The catalyst arrived on May 4. Mobile-health Network Solutions announced a memorandum of understanding with Hector Capital for a $119 million investment to acquire BIMA and MM Helix, aiming to expand AI-powered healthcare across Asia and Africa. The stock responded sharply — up nearly 37% on the week to $1.08, though it gave back 10% on May 5 alone. The announcement drew both momentum buyers and, almost immediately, an aggressive counter-bet from short sellers.

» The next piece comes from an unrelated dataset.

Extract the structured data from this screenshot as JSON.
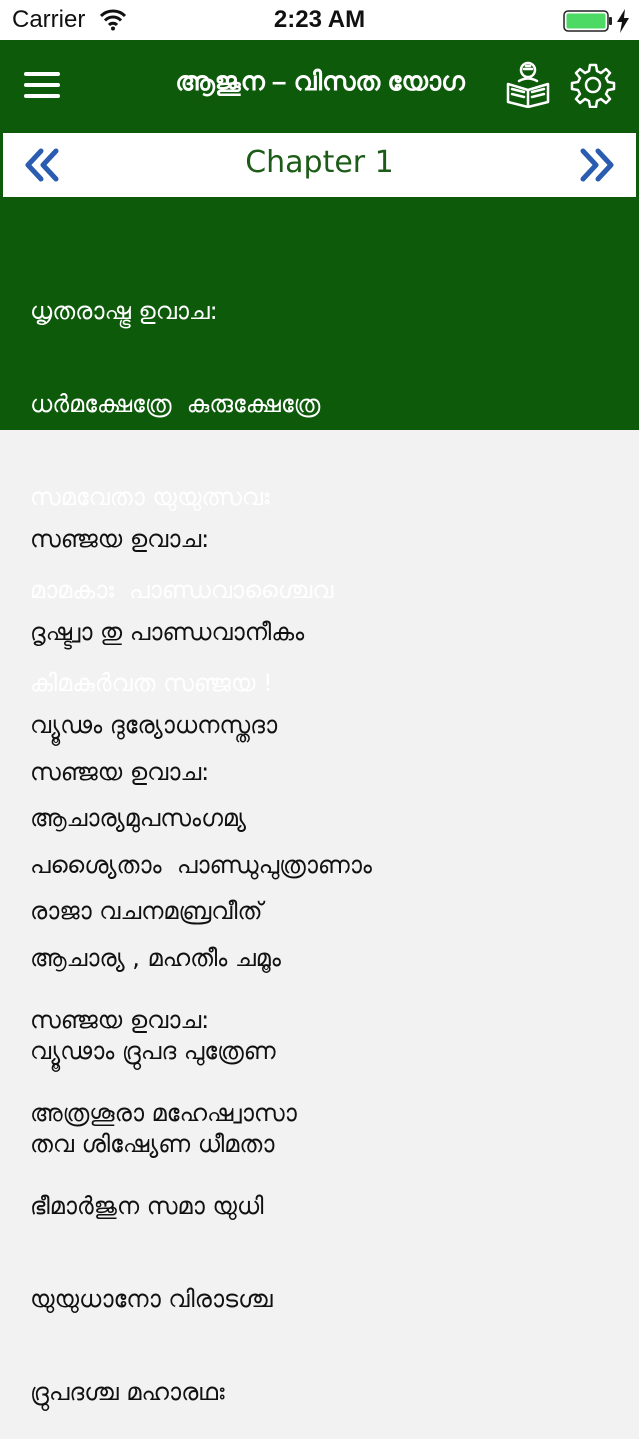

The short-selling response has been extreme by any measure. Short interest sat at just 0.09% of the free float as recently as April 24. By May 5, it had reached 47.4% of the free float — a build from roughly 3,800 shares short to over 2 million in ten trading days. The speed of that accumulation has few parallels among Nasdaq-listed names. The ORTEX short score reflects the intensity: it climbed from 47.9 on April 27 to 81.7 by May 5, ranking in the top percentile for short pressure across the universe. Days-to-cover rank sits at the 70th percentile, and the utilization rank is in the 2nd percentile — meaning almost the entire available lending pool has been drawn down.
The borrow market tells a story of mounting stress. Cost to borrow has more than tripled over the past month to 191% APR, after briefly touching 203% on April 30. That level makes sustained short positioning expensive: holding a borrow at 191% costs roughly 0.5% per day. Availability has tightened dramatically alongside the SI build — from comfortably loose territory in mid-April to a point where most of the pool is now deployed. The ORTEX availability rank lands in the 2nd percentile, consistent with a market where new short sellers face real friction sourcing stock to borrow.
The ownership picture offers limited comfort to either side. The top institutional holders are a small group of named individuals — Tung Yeng Siaw and Pui Pui Teoh together account for roughly 13.4% of shares — alongside market-makers Hudson River Trading and Jane Street, whose positions reflect routine liquidity activity rather than directional conviction. No major active manager has disclosed a meaningful stake. With a holder count of just nine reported, the free float is thin, which amplifies both the price moves and the short-squeeze arithmetic when positions build this quickly.
The company's earnings history adds another layer of context. The last three results releases all produced negative first-day reactions — down 3.9%, 2.4%, and 9.9% respectively. The next print is scheduled for June 10. That gives short sellers roughly five weeks to either profit from a reversal or face continued borrow costs against a stock that has already more than doubled off its recent lows.
What to watch: whether the MOU with Hector Capital converts into a binding agreement and whether the share count — and therefore the float — changes materially through any related financing, which would directly affect short interest as a percentage of the free float.